2. When the FP model only implicitly describes the relationship between inputs/states/parameters/outputs. The prior art approaches do not address the issue of training a neural network that models the parameters of an implicit FP model.
3. When higher-order fidelity of the input/output mapping (such as first or second order derivatives of the outputs with respect to the inputs) is critical to the usability of the combined model for optimization and control. Prior art does not address the imposition of such constraints in the training of neural network models in the context of combined models as depicted in FIG. 2.
While the system described in Turner (2003) does address the issue of gain constraints in the proposed bounded-derivative-network (BDN), the training of the BDN is performed with explicit access to inputs and outputs of the trained model (similar to conventional training of a stand-alone neural network by a NLP solver), and the issue of bounded derivatives when a FP block appears in series with the output of the BDN is not addressed. More specifically, the bounded derivative network of Turner is used in a Wiener model architecture or structure (i.e. in a series connection with a linear state space model) to construct a nonlinear model for a physical process. The Weiner model architecture is illustrated in FIG. 4A, where a static nonlinear model follows a linear dynamic model 402. Thus, the BDN of FIG. 3 may be considered a special case of the Weiner model of FIG. 4A.
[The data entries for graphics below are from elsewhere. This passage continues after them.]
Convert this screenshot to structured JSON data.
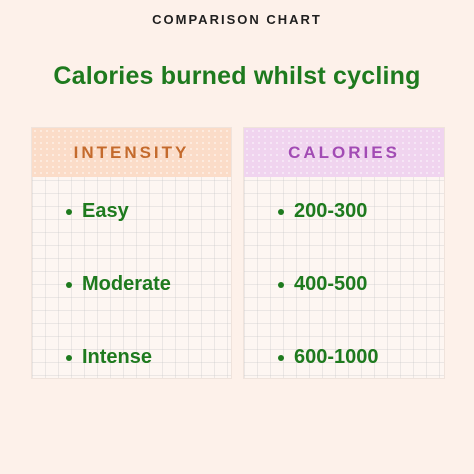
{
  "header": {
    "eyebrow": "COMPARISON CHART",
    "title": "Calories burned whilst cycling"
  },
  "columns": {
    "intensity": {
      "heading": "INTENSITY",
      "items": [
        "Easy",
        "Moderate",
        "Intense"
      ]
    },
    "calories": {
      "heading": "CALORIES",
      "items": [
        "200-300",
        "400-500",
        "600-1000"
      ]
    }
  },
  "colors": {
    "background": "#fdf1ea",
    "title_green": "#1e7a1e",
    "intensity_header_bg": "#fbdcc8",
    "intensity_header_text": "#c46a2c",
    "calories_header_bg": "#f0d4ef",
    "calories_header_text": "#a24bb4"
  }
}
According to the Wiener model structure, the modification of the BDN will only affect the effective gain(s) between the inputs and outputs of the model. The identification of the dynamic behavior of the physical process occurs prior to the training of the BDN, and so changes in the state space model may require re-training of the BDN model. Indeed, the entire theory behind the training of the BDN in Turner (2003) is developed to ensure accurate representation of the process gains in the model. In an alternative but similar approach, FIG. 4B illustrates a Hammerstein model, where the nonlinear static model 404 precedes the linear dynamic model 402. Similar to the Weiner model structure, the nonlinear static model 404 and the linear dynamic model 402 are developed or trained in isolation of each other, and so modifications in the dynamic model 402 generally requires re-training of the nonlinear static model 404. Further information regarding Weiner and Hammerstein models may be found in Adaptive Control, 2nd Edition. 1994, by K. Astrom and B. Wittenmark.
Thus, improved systems and methods for combined models and their use are desired.